Cleanup coalition in Haiti's largest slum

Haiti's Cité Soleil is the most notorious slum in the Western Hemisphere, but local residents are picking up shovels and brooms to transform their neighborhood.

Gary G. Yerkey
A clean-street mural in Cité Soleil by local artist Romeo.

• A local, slice-of-life story from a Monitor correspondent.

 The United Nations has called the sprawling and impoverished part of Haiti’s capital, Port-au-Prince, known as Cité Soleil the most dangerous place on earth. Armed gangs, kidnappings, killings, and garbage-strewn streets have turned this shantytown into the Western Hemisphere’s most notorious slum.
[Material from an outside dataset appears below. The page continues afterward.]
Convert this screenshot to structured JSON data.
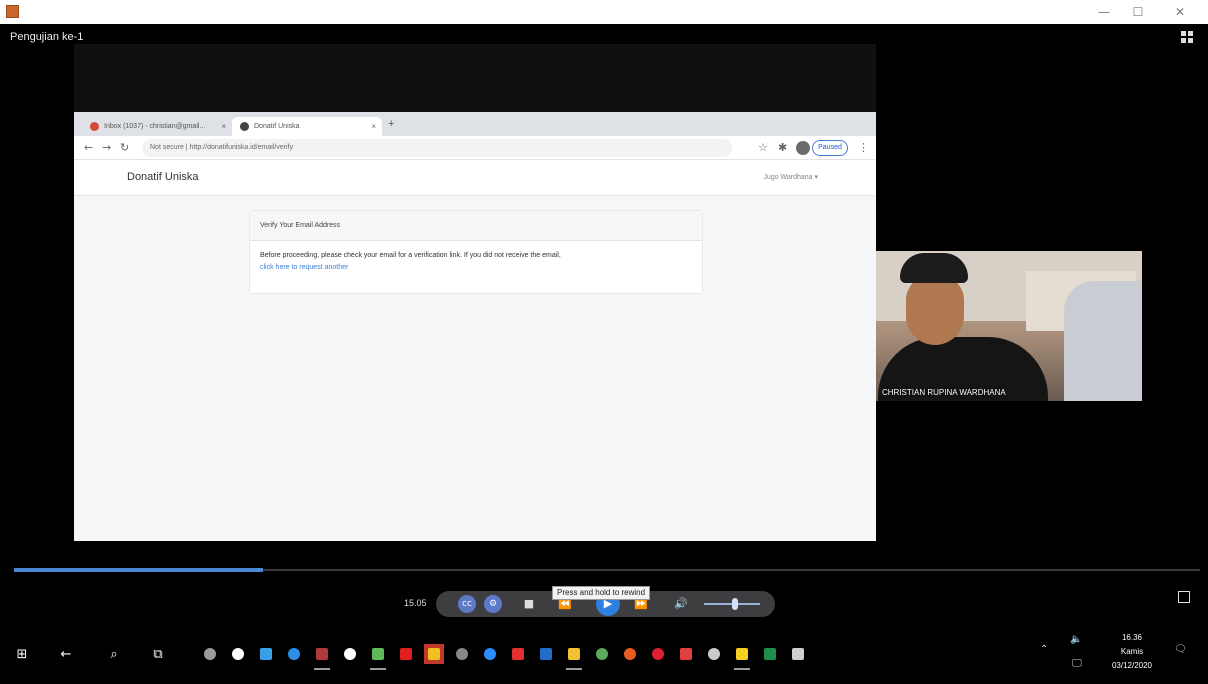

But now the situation is changing – thanks in part to a group of determined residents who have had enough.

Each Saturday they meet to discuss issues ranging from health care to education and sanitation, from crime to the overall well-being of the community. Then they pick up shovels and brooms and clean up the neighborhood.
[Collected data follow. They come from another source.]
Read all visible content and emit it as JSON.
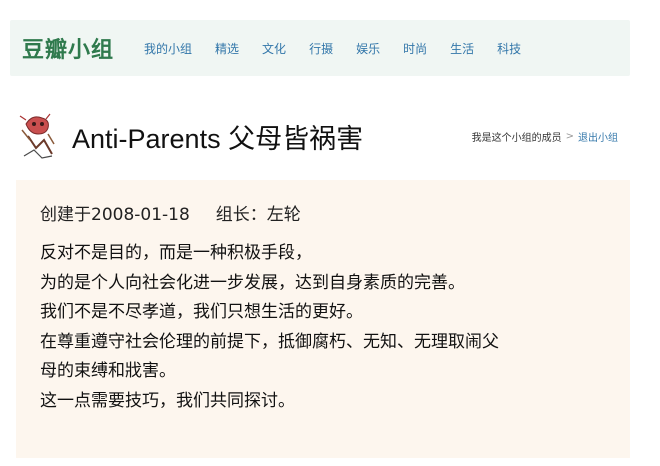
{
  "topbar": {
    "logo": "豆瓣小组",
    "nav": [
      "我的小组",
      "精选",
      "文化",
      "行摄",
      "娱乐",
      "时尚",
      "生活",
      "科技"
    ]
  },
  "group": {
    "title": "Anti-Parents 父母皆祸害",
    "member_status": "我是这个小组的成员",
    "separator": ">",
    "quit_label": "退出小组"
  },
  "info": {
    "created": "创建于2008-01-18",
    "leader": "组长：左轮",
    "description": [
      "反对不是目的，而是一种积极手段，",
      "为的是个人向社会化进一步发展，达到自身素质的完善。",
      "我们不是不尽孝道，我们只想生活的更好。",
      "在尊重遵守社会伦理的前提下，抵御腐朽、无知、无理取闹父",
      "母的束缚和戕害。",
      "这一点需要技巧，我们共同探讨。"
    ]
  },
  "colors": {
    "topbar_bg": "#f0f6f3",
    "logo": "#2f7a4d",
    "link": "#3377aa",
    "info_bg": "#fdf6ee"
  }
}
“We’re proud that this has become the cleanest and safest neighborhood in all of Cité Soleil,” says Luckson Saint-vil, secretary-general of the neighborhood organizing committee La Difference that spans about four square blocks. Gang members feel unwelcome and weapons have been banned, he says.

He says that the residents have also been talking up their success in other parts of Cité Soleil. “Our message is simple: It is not your neighborhood that makes you; it is you that makes your neighborhood.”

Many of the 300,000 or so residents of Cité Soleil still do not have basic services like plumbing and electricity. But the message of self-help being spread by the members of La Difference, according to Mr. Saint-vil, has begun to take hold. “Other neighborhoods,” he says, “are beginning to pay attention and envy what we have done.”